El mismo destino sufrirán los podcasts generados por la IA. A partir de esa misma fecha, la plataforma bloqueará tanto la creación de nuevas piezas de audio como el reproductor integrado para escuchar las existentes, dejando la descarga individual previa como único recurso de preservación. Por su parte, la función de investigación profunda, conocida como Deep Research, se retirará del grueso de los perfiles gratuitos y estándar, restringiendo la capacidad de generar informes avanzados de forma exclusiva para los suscriptores del plan Microsoft 365 Premium.

Especialistas en interfaces de usuario y optimización de servicios en la nube ven en esta limpieza una estrategia para reducir costes operativos y enfocar el rendimiento del sistema:

«La etapa del crecimiento desmedido en las herramientas de IA generativa está dando paso a una fase de rentabilidad y coherencia funcional. Mantener características poco utilizadas o con alto consumo de cómputo en segundo plano genera un lastre innecesario en la infraestructura. Simplificar el cliente eliminando funciones secundarias es la contrapartida habitual para ofrecer una aplicación única, rápida y escalable.»

-¿Cómo funcionará la migración en escritorio y móvil?

El núcleo de esta reestructuración radica en la incorporación de un selector de cuentas unificado dentro de la propia aplicación. Esta arquitectura permitirá a los usuarios transicionar entre perfiles personales, corporativos y académicos sin necesidad de cerrar sesión o instalar clientes independientes. Para blindar la privacidad en entornos mixtos, la corporación ha asegurado que el aislamiento de datos entre la esfera profesional y la personal se mantendrá de forma estricta, impidiendo filtraciones de información sensible entre repositorios.

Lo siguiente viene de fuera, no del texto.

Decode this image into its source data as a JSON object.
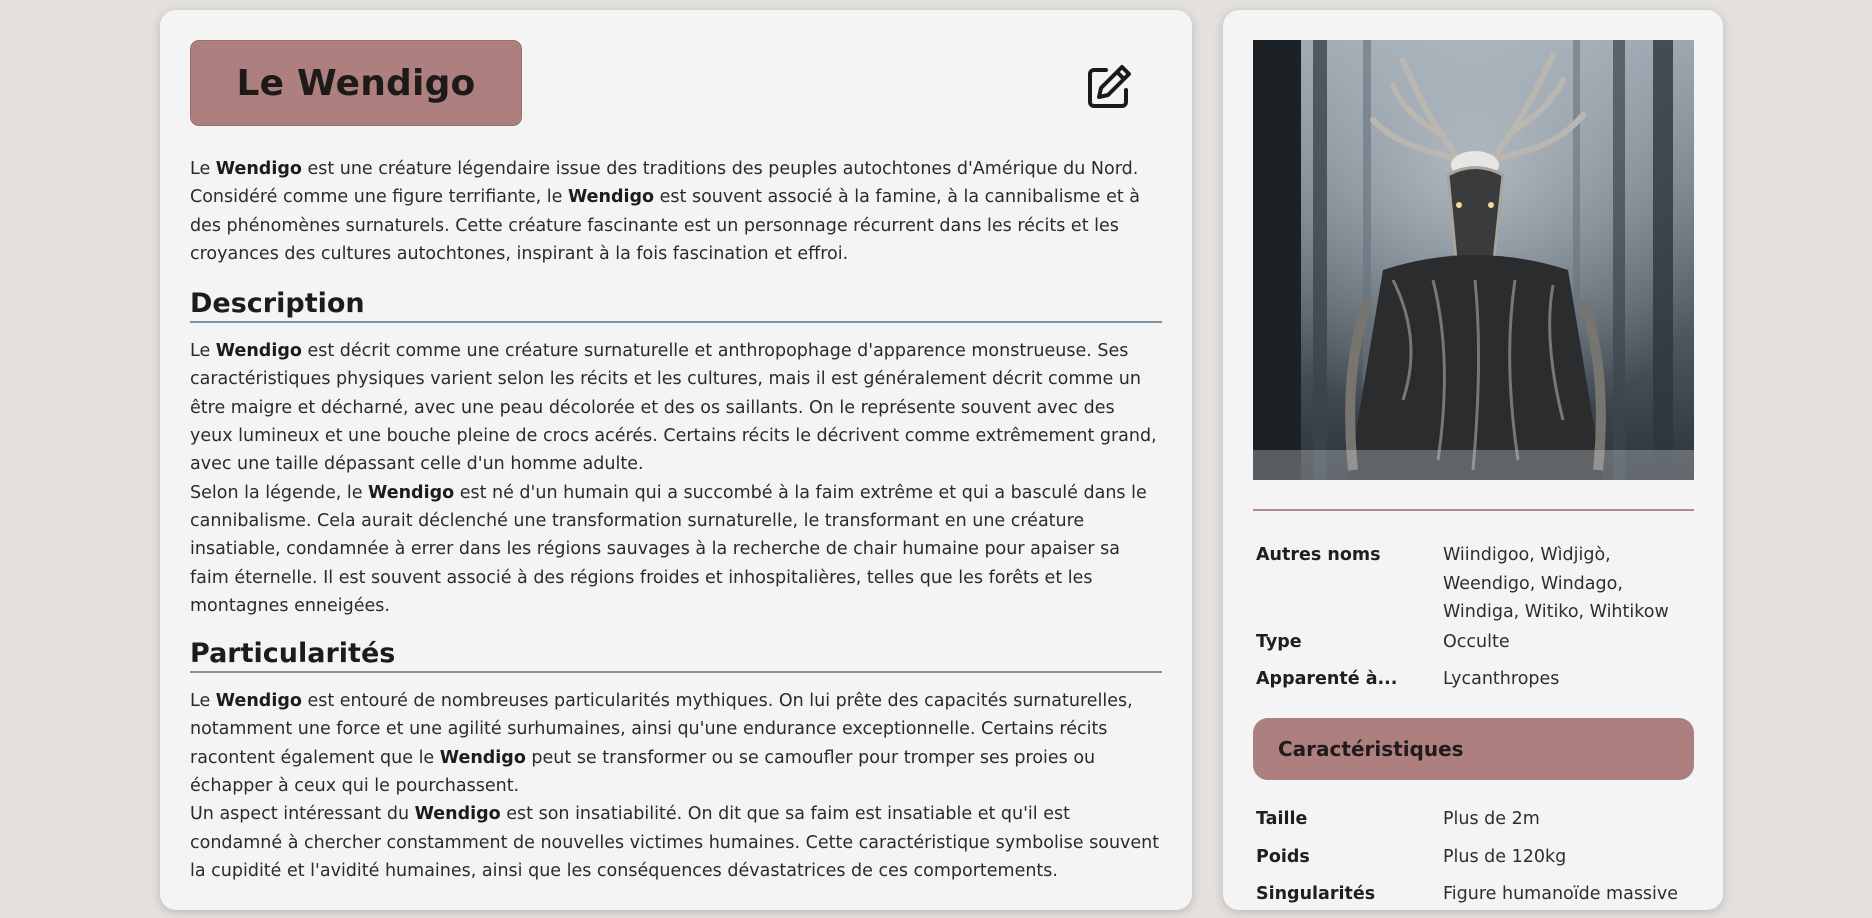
{
  "article": {
    "title": "Le Wendigo",
    "edit_icon": "edit-pencil-icon",
    "intro": [
      {
        "t": "Le "
      },
      {
        "t": "Wendigo",
        "b": true
      },
      {
        "t": " est une créature légendaire issue des traditions des peuples autochtones d'Amérique du Nord. Considéré comme une figure terrifiante, le "
      },
      {
        "t": "Wendigo",
        "b": true
      },
      {
        "t": " est souvent associé à la famine, à la cannibalisme et à des phénomènes surnaturels. Cette créature fascinante est un personnage récurrent dans les récits et les croyances des cultures autochtones, inspirant à la fois fascination et effroi."
      }
    ],
    "sections": [
      {
        "heading": "Description",
        "paragraphs": [
          [
            {
              "t": "Le "
            },
            {
              "t": "Wendigo",
              "b": true
            },
            {
              "t": " est décrit comme une créature surnaturelle et anthropophage d'apparence monstrueuse. Ses caractéristiques physiques varient selon les récits et les cultures, mais il est généralement décrit comme un être maigre et décharné, avec une peau décolorée et des os saillants. On le représente souvent avec des yeux lumineux et une bouche pleine de crocs acérés. Certains récits le décrivent comme extrêmement grand, avec une taille dépassant celle d'un homme adulte."
            }
          ],
          [
            {
              "t": "Selon la légende, le "
            },
            {
              "t": "Wendigo",
              "b": true
            },
            {
              "t": " est né d'un humain qui a succombé à la faim extrême et qui a basculé dans le cannibalisme. Cela aurait déclenché une transformation surnaturelle, le transformant en une créature insatiable, condamnée à errer dans les régions sauvages à la recherche de chair humaine pour apaiser sa faim éternelle. Il est souvent associé à des régions froides et inhospitalières, telles que les forêts et les montagnes enneigées."
            }
          ]
        ]
      },
      {
        "heading": "Particularités",
        "paragraphs": [
          [
            {
              "t": "Le "
            },
            {
              "t": "Wendigo",
              "b": true
            },
            {
              "t": " est entouré de nombreuses particularités mythiques. On lui prête des capacités surnaturelles, notamment une force et une agilité surhumaines, ainsi qu'une endurance exceptionnelle. Certains récits racontent également que le "
            },
            {
              "t": "Wendigo",
              "b": true
            },
            {
              "t": " peut se transformer ou se camoufler pour tromper ses proies ou échapper à ceux qui le pourchassent."
            }
          ],
          [
            {
              "t": "Un aspect intéressant du "
            },
            {
              "t": "Wendigo",
              "b": true
            },
            {
              "t": " est son insatiabilité. On dit que sa faim est insatiable et qu'il est condamné à chercher constamment de nouvelles victimes humaines. Cette caractéristique symbolise souvent la cupidité et l'avidité humaines, ainsi que les conséquences dévastatrices de ces comportements."
            }
          ]
        ]
      }
    ]
  },
  "sidebar": {
    "image_icon": "wendigo-portrait-image",
    "info": [
      {
        "key": "Autres noms",
        "value": "Wiindigoo, Wìdjigò, Weendigo, Windago, Windiga, Witiko, Wihtikow"
      },
      {
        "key": "Type",
        "value": "Occulte"
      },
      {
        "key": "Apparenté à...",
        "value": "Lycanthropes"
      }
    ],
    "characteristics_title": "Caractéristiques",
    "characteristics": [
      {
        "key": "Taille",
        "value": "Plus de 2m"
      },
      {
        "key": "Poids",
        "value": "Plus de 120kg"
      },
      {
        "key": "Singularités",
        "value": "Figure humanoïde massive"
      }
    ]
  },
  "colors": {
    "accent": "#ad7f7f",
    "heading_rule": "#7f93a4",
    "background": "#e3e0dd",
    "panel": "#f4f4f4"
  }
}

La migración hacia esta nueva versión se desplegará de forma diferenciada según el dispositivo utilizado. Los usuarios de escritorio y versión web que operen con cuentas personales experimentarán una transición automática, conservando su historial de chats e información previa sin requerir intervención manual. En el ecosistema móvil, por el contrario, será necesario descargar la actualización correspondiente desde las tiendas oficiales. Aquellos usuarios corporativos o educativos notarán ajustes en el diseño y en la nomenclatura del software, aunque mantendrán intactas sus garantías de seguridad empresarial y la integración directa con la suite de Microsoft 365.

La paradoja del nuevo logotipo frente al botón físico en los teclados de Windows 11

El proceso de unificación incluye también un rediseño en la identidad gráfica del asistente. Detectado inicialmente en la versión beta para Android, la plataforma estrena un nuevo logotipo de trazos más refinados que sustituye al degradado colorido introducido anteriormente. Sorprende la velocidad con la que Microsoft ha transformado el aspecto visual de Copilot, acumulando tres cambios de imagen en apenas dos años, un contraste evidente frente a la longevidad del propio icono de inicio de Windows, que apenas ha mutado cinco veces desde 1995.

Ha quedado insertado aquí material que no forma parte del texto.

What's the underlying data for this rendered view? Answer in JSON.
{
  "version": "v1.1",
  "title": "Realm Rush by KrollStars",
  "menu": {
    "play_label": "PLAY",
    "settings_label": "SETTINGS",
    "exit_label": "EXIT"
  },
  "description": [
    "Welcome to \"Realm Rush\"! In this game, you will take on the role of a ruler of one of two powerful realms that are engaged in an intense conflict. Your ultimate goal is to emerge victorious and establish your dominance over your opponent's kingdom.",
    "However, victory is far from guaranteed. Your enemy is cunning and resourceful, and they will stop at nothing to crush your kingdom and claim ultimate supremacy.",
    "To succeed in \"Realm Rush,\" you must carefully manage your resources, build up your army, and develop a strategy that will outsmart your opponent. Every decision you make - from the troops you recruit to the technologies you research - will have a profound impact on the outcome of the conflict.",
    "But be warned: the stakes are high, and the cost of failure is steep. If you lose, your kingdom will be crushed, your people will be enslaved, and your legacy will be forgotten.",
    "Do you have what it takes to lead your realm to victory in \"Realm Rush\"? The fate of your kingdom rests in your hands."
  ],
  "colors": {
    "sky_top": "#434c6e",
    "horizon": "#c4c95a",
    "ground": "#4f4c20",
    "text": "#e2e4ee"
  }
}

Esta volatilidad en la imagen corporativa genera un desajuste curioso en el ecosistema de hardware. Desde principios de 2024, la inmensa mayoría de los ordenadores portátiles y teclados diseñados para Windows 11 incorporan una tecla física dedicada a Copilot grabada con la versión anterior del logotipo. Aunque el asistente funcionará con total normalidad tras pulsar el atajo de teclado, los usuarios se encontrarán con una discrepancia estética entre el icono grabado en la tecla de sus ordenadores y la imagen renovada del software en la pantalla, un detalle sobre el cual Microsoft no ha ofrecido planes de armonización para futuras líneas de fabricación.